Visiting Nishikawa family's kiln.

Nakadera kiln was started in 1991 by Kousei Nishikawa who was born in 1951. Before he started his own kiln he trained himself as a craftsman at Fumoto kiln (one of the historical kilns in the local area) for years.


The son, Tomonari is also creating unique works and training to take over the family business in the future.


The Nishikawa’s kiln is located in Arao, Kumamoto. Arao is famous for its historical "Shodai-yaki" area. It has been said that the Shodai-yaki has more than 400 years of history and has a unique ash glaze finish. The Nishikawa family are creating unique works while keeping the traditional Shodai-yaki technique. 


When I visited Nakadera kiln, the young son Tomonari (and his Shiba dog) welcomed me. Tomonari kindly showed me around their work space and took me to the backyard to explain the process to create their works. Tomonari digs in the backyard to get the soil to create the clay for their works. 

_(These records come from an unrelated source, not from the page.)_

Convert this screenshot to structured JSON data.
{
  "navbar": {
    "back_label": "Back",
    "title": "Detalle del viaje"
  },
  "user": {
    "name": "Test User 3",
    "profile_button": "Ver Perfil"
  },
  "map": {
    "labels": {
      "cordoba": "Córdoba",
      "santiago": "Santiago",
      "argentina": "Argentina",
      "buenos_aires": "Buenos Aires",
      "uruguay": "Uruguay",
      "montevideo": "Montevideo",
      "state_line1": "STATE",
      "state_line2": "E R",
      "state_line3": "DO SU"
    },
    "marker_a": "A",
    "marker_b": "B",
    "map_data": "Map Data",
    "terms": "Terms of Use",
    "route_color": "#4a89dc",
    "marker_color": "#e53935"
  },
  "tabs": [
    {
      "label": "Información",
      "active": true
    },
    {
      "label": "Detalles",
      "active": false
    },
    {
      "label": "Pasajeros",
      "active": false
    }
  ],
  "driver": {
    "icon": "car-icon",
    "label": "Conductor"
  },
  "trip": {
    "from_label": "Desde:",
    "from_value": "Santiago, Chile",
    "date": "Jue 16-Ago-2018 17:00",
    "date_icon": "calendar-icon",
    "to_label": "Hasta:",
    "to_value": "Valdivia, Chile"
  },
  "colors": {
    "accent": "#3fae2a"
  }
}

After digging, he soaks the soil in the water to remove the excess materials such as roots, etc. After that he scoops out the sticky pure part of the soil to make it into clay. It normally takes at least more than a month or more to extract the clay from the soil. Although this is what many other ceramicists do as well.



Kousei, the father, also makes the ashes to use for his glazes.



 I'm so excited to see how the younger generations will grow in the future.